A new research study explained how negative mass particles could be created.
According to science, all things in this world have mass. Thus, everything that exists is governed by Isaac Newton’s laws of motion. For instance, if you push a chair, it will move in the direction of where you pushed it. However, that is not the case with objects consisting negative mass particles as they tend to do the opposite.
For years, physicists have spent time and effort to find real-world examples of negative mass. But now, for the first time in the fields of quantum physics, a team of researchers from the University of Rochester not only found examples but actually succeeded in creating particles with negative mass.
In a study published in the journal Nature Physics, Nick Vamivakas, an associate professor of quantum optics and quantum physics at Rochester’s Institute of Optics, together with his colleagues explained in details how they created the particles in an atomically thin semiconductor.
“Here we study the interaction between out-of-equilibrium cavity photons and both neutral and negatively charged excitons, by embedding a single layer of the atomically thin semiconductor molybdenum diselenide in a monolithic optical cavity based on distributed Bragg reflectors,” the researchers wrote in their paper.
Negative Mass Particles
According to the researchers, their experiment is the first example of how particles exhibiting negative mass could be made. During the experiment, the team used a device consists of two mirrors that create optical microcavity. Apparently, this kind of structure can confine the light at different colors of the spectrum based on how the researchers spaced the mirrors.
The negative mass particles were then created when the photons on the laser and the excitons in the ultra-thin semiconductor made of molybdenum diselenide interacted with each other.
“The interactions lead to multiple cavity polariton resonances and anomalous band inversion for the lower, trion-derived, polariton branch—the central result of the present work,” the researchers explained.
“Our theoretical analysis reveals that many-body effects in an out-of-equilibrium setting result in an effective level attraction between the exciton-polariton and trion-polariton accounting for the experimentally observed inverted trion-polariton dispersion.”
According to ExtremeTech, an exciton is a bound quantum state of an electron, a so-called “electron hole” where an electron could exist in the semiconductor. Interaction with the electron in its quantum state eventually resulted in the creation of a new quasiparticle, dubbed as polariton, that has negative mass.
“By causing an exciton to give up some of its identity to a photon to create a polariton, we end up with an object that has a negative mass associated with it,” Vamivakas said. “That’s kind of a mind-bending thing to think about, because if you try to push or pull it, it will go in the opposite direction from what your intuition would tell you.”

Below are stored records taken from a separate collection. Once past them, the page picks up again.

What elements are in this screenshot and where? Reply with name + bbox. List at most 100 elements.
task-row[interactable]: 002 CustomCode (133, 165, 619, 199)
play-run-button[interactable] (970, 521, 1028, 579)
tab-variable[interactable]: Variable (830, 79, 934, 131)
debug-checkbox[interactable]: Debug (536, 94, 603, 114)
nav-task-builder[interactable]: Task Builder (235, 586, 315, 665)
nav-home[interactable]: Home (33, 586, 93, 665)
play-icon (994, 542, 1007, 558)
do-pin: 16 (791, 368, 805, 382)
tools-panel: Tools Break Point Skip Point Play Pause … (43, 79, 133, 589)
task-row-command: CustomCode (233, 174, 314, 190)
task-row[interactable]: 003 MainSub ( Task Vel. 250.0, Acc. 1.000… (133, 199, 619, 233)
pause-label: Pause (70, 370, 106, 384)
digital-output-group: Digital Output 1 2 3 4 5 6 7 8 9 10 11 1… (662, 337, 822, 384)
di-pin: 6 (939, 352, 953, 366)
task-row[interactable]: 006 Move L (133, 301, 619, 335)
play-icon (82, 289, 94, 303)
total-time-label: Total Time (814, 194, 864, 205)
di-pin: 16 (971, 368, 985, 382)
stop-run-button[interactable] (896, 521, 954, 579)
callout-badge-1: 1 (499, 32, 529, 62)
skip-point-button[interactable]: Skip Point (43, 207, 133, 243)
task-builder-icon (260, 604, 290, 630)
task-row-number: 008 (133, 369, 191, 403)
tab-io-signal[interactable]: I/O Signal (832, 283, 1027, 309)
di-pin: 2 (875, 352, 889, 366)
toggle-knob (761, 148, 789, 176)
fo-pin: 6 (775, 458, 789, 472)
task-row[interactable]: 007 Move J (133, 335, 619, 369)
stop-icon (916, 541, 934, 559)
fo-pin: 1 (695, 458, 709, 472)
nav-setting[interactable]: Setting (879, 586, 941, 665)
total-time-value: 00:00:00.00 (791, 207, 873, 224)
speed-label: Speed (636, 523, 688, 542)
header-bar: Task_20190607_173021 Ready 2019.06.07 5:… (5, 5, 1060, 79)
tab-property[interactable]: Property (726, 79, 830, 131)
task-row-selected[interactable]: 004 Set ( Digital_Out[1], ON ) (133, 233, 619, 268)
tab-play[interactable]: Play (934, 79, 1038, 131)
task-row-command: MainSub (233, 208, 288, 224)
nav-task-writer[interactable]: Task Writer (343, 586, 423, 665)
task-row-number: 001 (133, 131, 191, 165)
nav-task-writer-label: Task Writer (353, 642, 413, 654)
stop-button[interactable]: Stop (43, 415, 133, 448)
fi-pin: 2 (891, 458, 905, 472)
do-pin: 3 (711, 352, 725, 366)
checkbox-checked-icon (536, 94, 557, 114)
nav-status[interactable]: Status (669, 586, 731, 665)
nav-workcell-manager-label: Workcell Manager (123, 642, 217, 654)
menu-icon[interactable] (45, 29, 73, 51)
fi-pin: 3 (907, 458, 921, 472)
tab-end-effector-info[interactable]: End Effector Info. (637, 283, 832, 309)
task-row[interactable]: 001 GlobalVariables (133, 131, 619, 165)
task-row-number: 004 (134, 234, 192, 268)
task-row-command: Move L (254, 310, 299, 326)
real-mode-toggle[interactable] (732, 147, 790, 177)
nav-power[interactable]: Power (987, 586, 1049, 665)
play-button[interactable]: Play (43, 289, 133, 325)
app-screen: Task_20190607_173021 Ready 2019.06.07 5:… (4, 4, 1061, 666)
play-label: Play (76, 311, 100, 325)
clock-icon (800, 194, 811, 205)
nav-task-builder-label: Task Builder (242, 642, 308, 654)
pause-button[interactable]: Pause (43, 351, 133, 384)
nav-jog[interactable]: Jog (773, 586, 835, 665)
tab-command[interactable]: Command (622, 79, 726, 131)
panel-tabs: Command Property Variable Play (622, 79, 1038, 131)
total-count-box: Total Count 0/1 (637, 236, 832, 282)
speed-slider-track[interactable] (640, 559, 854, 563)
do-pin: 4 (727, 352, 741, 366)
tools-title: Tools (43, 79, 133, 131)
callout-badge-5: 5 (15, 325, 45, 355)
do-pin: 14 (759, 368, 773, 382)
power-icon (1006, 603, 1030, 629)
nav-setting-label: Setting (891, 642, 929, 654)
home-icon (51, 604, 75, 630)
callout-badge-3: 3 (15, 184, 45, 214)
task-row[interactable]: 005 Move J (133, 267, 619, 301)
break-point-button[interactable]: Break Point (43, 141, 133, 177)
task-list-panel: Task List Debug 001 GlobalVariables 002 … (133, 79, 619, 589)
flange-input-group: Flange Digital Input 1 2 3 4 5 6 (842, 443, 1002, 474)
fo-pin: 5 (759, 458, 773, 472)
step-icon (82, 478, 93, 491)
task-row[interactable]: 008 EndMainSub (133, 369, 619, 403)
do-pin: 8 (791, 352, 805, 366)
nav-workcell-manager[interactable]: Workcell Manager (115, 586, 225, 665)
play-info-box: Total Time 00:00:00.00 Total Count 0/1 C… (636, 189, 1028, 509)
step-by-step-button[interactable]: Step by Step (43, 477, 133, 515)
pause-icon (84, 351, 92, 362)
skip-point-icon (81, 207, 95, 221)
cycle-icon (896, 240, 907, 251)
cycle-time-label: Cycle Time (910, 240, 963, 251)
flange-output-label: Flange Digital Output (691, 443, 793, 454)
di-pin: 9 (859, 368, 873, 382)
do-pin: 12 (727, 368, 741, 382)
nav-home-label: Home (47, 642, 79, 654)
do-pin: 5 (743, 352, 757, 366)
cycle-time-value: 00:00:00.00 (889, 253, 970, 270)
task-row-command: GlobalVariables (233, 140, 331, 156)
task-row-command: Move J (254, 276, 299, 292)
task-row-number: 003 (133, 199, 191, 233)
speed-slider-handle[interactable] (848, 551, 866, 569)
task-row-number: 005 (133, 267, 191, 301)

While the researchers were able to verify the existence of the negative mass qualities during the experiment, they admit that they are still far from harnessing its power or creating something out of it. According to Vamivakas, he and his team will continue to explore the potentials of their device to produce laser substrates and learn the physical implications of creating the negative mass particles using the said device.
“We’re dreaming up ways to apply pushes and pulls—maybe by applying an electrical field across the device—and then studying how these polaritons move around in the device under application of external force.”